Yes, dear reader, this question has been asked. Repeatedly. If you Google that question right now, you will see many entries related to the question along with guesstimates of how much more money you might get in such a scenario with some as high as an additional $10,000. In light of all of this, we wanted to explain what types of injuries and damages are recoverable under the law and how your case gets valued by an insurance company or a judge or jury.
First, let’s start with the very basic principles. In any type of injury case, you must prove three key elements. First, you must prove the at fault driver (the defendant) did something wrong under the law. This can be an act or omission. For example, the defendant ran the red light (an act). Or for instance, in a medical malpractice case, the defendant failed to give a drug required under the circumstances (an omission).

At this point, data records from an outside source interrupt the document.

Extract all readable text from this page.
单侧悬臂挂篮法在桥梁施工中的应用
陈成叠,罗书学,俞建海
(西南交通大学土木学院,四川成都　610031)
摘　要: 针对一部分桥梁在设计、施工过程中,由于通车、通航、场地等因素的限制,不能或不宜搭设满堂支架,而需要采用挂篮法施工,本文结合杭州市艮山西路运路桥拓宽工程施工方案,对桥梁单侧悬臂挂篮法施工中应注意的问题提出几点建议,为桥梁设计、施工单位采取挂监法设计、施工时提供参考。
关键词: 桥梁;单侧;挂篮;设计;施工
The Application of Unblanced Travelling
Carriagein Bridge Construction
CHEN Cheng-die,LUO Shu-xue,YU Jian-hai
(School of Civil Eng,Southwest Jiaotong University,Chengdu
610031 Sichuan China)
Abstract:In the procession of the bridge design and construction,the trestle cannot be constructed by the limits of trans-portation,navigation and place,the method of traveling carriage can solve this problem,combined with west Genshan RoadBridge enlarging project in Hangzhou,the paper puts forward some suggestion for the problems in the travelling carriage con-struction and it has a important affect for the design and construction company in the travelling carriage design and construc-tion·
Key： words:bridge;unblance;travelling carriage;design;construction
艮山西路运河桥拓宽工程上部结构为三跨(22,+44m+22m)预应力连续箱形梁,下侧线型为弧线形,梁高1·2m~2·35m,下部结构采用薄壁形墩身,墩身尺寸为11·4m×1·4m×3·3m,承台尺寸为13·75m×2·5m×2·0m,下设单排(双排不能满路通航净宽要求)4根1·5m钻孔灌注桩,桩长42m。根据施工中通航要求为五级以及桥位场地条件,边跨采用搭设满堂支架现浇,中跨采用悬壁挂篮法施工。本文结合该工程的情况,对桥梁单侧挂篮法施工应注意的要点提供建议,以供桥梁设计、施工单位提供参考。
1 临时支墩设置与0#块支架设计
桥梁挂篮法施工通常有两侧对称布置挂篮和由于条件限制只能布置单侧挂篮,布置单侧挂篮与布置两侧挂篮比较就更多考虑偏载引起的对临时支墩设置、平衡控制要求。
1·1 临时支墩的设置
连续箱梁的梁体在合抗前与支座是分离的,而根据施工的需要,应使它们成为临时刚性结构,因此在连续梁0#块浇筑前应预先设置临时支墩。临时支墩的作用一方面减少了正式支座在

Second, you must prove causation. Mountains of paper and energy have been expended explaining causation as it actually has two parts: cause-in-fact and proximate cause. Understanding the fine points of these causation concepts has caused substantial anxiety in nearly every first-year law student. But in simplest terms, causation can best be described as: did the defendant’s act or omission cause some harm to you?

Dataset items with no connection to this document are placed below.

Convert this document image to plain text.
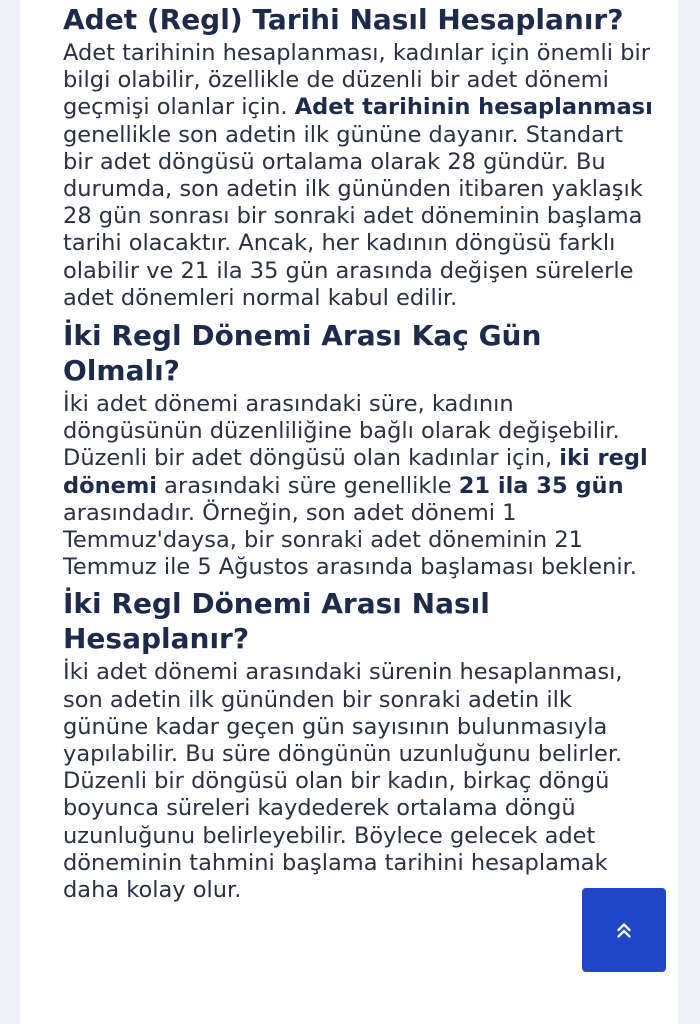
Adet (Regl) Tarihi Nasıl Hesaplanır?

Adet tarihinin hesaplanması, kadınlar için önemli bir bilgi olabilir, özellikle de düzenli bir adet dönemi geçmişi olanlar için. Adet tarihinin hesaplanması genellikle son adetin ilk gününe dayanır. Standart bir adet döngüsü ortalama olarak 28 gündür. Bu durumda, son adetin ilk gününden itibaren yaklaşık 28 gün sonrası bir sonraki adet döneminin başlama tarihi olacaktır. Ancak, her kadının döngüsü farklı olabilir ve 21 ila 35 gün arasında değişen sürelerle adet dönemleri normal kabul edilir.

İki Regl Dönemi Arası Kaç Gün Olmalı?

İki adet dönemi arasındaki süre, kadının döngüsünün düzenliliğine bağlı olarak değişebilir. Düzenli bir adet döngüsü olan kadınlar için, iki regl dönemi arasındaki süre genellikle 21 ila 35 gün arasındadır. Örneğin, son adet dönemi 1 Temmuz'daysa, bir sonraki adet döneminin 21 Temmuz ile 5 Ağustos arasında başlaması beklenir.

İki Regl Dönemi Arası Nasıl Hesaplanır?

İki adet dönemi arasındaki sürenin hesaplanması, son adetin ilk gününden bir sonraki adetin ilk gününe kadar geçen gün sayısının bulunmasıyla yapılabilir. Bu süre döngünün uzunluğunu belirler. Düzenli bir döngüsü olan bir kadın, birkaç döngü boyunca süreleri kaydederek ortalama döngü uzunluğunu belirleyebilir. Böylece gelecek adet döneminin tahmini başlama tarihini hesaplamak daha kolay olur.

As previously mentioned, causation can either be very simple or incredibly complex. In a car accident where the defendant runs the red light causing a collision that causes a fractured wrist, causation is pretty straight-forward. You did not have a broken wrist before the accident and a broken wrist is easy to prove with an x-ray.
On the other hand, causation can be very difficult to prove. Assume the same car accident but instead of a broken wrist, you have back pain. All of the imaging studies are negative for any fracture, dislocation, etc. Nonetheless, you have pain. This is harder to prove. Even harder yet would be if you had back pain before the accident, as evidenced by your past medical records.
Finally, once you have proven the defendant did something wrong and that act or omission caused you harm, you still must prove the nature and extent of the harm. For this element, you need to show proof of such things as how much medical treatment you had, the amount of your medical bills, how much time you were off work, how much you are going to need to spend in the future to address the injuries you sustained, whether you have any disfigurement or scars or any permanent disabilities, etc.
So back to the original question of whether you will recover more money if you pee or poop your pants in a car accident. That fact is unlikely to have very little impact on your recovery. If you were seriously injured in the accident with broken bones, burns or amputations, etc., the fact that you pooped or peed your pants is certainly not something you or your attorney should be focused on as an element of damages. If you were not injured at all in the accident save soiling yourself, an insurance adjuster is unlikely to pay you anything because, while embarrassing, it does not really rise to the level of an injury as contemplated by the law. Perhaps in a scenario where you have some minor injuries, an insurance adjuster might nudge your settlement up a tiny bit if you claim this fact. But the notion that soiling yourself gives rise to some type of multiplier that will seriously boost your recovery is just, well, bull-poop.